Winner: Seniors with high drug costs

These policies may not make a measurable difference for every consumer who takes prescription drugs, but it seems that it would help seniors who have high bills at the pharmacy counter.

Consumer groups including AARP, Families USA, and Patients for Affordable Drugs applauded the high-level agreement, though they said they are awaiting full details.

Loser: Drug makers

The creation of an infrastructure for Medicare negotiation is a big loss here. Drug makers had the chance to accept more incremental, bipartisan reform last Congress, but they stonewalled it. If this new Democratic deal becomes law, that tactic may have cost them, in hindsight. They will no doubt put up a fight as the deal moves forward through the legislative process, and if the changes make it to the regulatory process.

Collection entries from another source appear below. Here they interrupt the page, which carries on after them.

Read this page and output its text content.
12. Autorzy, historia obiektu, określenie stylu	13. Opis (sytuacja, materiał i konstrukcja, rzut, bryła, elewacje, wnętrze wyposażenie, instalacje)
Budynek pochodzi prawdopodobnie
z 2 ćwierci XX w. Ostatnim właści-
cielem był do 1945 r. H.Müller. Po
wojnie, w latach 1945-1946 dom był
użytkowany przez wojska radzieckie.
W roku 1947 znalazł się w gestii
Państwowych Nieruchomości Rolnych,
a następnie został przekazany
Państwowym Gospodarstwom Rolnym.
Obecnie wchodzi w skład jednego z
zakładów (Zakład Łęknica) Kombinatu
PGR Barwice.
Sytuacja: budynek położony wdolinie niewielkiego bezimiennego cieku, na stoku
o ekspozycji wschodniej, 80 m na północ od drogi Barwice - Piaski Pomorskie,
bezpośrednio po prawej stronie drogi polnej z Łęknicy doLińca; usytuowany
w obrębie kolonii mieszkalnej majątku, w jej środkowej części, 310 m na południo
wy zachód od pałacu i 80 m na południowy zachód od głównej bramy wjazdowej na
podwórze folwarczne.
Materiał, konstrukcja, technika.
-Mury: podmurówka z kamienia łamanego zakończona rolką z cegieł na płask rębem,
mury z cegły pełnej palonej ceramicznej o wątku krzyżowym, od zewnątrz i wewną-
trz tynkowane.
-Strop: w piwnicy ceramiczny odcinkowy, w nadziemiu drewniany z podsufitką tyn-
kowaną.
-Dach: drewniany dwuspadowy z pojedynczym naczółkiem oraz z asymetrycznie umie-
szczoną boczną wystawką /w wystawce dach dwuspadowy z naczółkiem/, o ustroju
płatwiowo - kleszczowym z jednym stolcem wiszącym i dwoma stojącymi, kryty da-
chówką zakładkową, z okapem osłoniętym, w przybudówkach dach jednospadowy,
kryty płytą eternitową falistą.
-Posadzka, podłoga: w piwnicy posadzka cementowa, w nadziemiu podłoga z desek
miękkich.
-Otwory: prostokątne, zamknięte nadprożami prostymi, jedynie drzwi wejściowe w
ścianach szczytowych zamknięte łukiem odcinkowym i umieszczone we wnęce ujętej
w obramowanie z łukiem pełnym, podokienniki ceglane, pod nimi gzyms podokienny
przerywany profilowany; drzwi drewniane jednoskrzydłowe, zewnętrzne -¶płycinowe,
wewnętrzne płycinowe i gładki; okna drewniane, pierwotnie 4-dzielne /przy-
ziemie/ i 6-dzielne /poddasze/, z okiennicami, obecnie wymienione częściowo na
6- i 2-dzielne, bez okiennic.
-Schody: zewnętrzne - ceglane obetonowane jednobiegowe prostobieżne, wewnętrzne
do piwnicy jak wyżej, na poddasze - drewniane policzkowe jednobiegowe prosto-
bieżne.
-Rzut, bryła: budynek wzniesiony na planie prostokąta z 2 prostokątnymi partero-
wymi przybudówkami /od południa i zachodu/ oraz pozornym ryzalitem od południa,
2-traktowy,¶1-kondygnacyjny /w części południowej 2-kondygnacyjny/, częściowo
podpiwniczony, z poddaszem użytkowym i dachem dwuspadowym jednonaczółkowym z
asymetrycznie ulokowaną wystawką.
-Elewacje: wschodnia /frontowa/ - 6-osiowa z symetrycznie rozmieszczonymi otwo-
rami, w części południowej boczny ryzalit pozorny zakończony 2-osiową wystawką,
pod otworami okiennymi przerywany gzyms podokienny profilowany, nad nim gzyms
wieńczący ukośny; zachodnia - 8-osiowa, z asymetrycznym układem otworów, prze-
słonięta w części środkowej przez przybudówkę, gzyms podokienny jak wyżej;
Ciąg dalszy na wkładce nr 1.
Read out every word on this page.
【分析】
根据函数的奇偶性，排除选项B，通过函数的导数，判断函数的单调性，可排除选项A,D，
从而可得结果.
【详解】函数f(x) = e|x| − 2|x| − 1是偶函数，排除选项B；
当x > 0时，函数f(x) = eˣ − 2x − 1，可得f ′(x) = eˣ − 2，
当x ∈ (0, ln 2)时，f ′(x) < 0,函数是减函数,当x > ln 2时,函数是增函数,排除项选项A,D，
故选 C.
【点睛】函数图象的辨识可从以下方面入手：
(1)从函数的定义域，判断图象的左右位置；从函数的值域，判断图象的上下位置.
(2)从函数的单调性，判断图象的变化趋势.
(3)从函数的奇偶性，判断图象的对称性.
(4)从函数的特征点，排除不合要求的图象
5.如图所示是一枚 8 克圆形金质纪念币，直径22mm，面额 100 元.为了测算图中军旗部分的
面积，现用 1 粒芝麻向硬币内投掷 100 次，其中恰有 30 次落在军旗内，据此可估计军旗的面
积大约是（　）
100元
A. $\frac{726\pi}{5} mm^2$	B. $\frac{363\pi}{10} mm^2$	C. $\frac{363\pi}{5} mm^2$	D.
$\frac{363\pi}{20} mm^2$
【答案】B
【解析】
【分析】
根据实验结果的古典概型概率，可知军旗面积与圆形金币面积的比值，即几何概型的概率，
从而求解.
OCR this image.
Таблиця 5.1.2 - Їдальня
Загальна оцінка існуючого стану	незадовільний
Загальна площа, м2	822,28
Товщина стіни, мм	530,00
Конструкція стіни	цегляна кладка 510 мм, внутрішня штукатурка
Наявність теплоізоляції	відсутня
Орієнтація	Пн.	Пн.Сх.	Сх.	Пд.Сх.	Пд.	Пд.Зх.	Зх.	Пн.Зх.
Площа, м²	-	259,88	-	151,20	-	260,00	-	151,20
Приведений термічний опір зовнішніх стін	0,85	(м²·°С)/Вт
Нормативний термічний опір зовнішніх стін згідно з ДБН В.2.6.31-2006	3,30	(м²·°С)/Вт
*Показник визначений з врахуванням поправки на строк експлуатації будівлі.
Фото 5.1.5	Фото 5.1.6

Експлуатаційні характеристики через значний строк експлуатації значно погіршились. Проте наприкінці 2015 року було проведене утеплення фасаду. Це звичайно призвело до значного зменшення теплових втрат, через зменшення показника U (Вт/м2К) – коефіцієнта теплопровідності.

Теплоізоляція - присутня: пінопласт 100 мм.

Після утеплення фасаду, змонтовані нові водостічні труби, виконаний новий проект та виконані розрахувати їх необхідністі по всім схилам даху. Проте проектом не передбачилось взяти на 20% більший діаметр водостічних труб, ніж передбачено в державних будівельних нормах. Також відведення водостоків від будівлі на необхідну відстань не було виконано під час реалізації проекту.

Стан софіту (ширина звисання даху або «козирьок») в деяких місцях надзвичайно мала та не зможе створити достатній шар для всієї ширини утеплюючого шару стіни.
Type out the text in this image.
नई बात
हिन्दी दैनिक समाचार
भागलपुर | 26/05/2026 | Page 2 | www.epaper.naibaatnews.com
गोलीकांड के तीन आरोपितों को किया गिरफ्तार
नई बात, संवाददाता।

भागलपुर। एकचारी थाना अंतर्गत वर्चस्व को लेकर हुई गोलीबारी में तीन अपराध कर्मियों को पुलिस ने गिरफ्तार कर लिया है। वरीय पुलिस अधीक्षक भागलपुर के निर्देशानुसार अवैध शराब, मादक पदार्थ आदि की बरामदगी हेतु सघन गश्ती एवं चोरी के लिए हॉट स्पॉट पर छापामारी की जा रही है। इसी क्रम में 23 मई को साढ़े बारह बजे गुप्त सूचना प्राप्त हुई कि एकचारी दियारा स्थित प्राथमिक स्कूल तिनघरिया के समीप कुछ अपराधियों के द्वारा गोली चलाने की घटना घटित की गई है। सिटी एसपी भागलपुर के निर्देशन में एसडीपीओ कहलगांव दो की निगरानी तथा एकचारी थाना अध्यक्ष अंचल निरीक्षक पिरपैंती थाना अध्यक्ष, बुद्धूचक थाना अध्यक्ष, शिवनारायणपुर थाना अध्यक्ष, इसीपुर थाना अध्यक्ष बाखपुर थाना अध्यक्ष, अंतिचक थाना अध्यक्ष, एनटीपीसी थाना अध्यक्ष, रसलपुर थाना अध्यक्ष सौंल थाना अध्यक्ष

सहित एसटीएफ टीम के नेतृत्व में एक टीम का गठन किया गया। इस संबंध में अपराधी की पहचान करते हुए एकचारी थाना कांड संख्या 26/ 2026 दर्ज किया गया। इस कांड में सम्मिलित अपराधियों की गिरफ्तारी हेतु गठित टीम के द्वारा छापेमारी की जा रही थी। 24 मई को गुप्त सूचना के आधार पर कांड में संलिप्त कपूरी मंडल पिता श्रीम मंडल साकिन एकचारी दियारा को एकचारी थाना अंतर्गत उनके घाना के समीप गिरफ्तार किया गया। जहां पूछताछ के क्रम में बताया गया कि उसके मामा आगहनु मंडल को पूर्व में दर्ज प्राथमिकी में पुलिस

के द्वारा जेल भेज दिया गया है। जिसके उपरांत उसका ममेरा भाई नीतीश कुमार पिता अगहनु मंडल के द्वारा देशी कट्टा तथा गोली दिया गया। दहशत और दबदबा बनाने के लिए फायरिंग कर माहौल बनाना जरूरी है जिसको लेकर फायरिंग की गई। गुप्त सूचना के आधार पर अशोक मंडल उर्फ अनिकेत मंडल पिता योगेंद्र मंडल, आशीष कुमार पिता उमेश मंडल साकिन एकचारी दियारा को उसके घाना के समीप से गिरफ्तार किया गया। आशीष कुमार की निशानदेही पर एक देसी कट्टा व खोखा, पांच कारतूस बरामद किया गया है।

Loser: Pharmacy benefit managers

After skating by scot-free as negotiations progressed, the middlemen between insurance companies and drug makers will face more transparency requirements, according to a summary of the deal circulated by Peters’ team [Reps. Scott Peters (D-Calif.)].

The Wall Street Journal

Sen. Ron Wyden (D., Ore.), chairman of the Senate Finance Committee, said government price negotiations would begin with 10 drugs in 2023. Negotiations would start with the most expensive drugs, including treatments for cancer and arthritis, as well as anticoagulants, Mr. Wyden said.

The Washington Post

Democrats also plan to impose special, new caps on how much seniors would have to pay for insulin, which would be set at $35, seeking to help diabetes patients beset by sky-high price increases in recent years. Additionally, seniors who participate in the Medicare drug benefits plan known as Part D would see their yearly, out-of-pocket drug spending capped at $2,000, according to Wyden and other Democrats.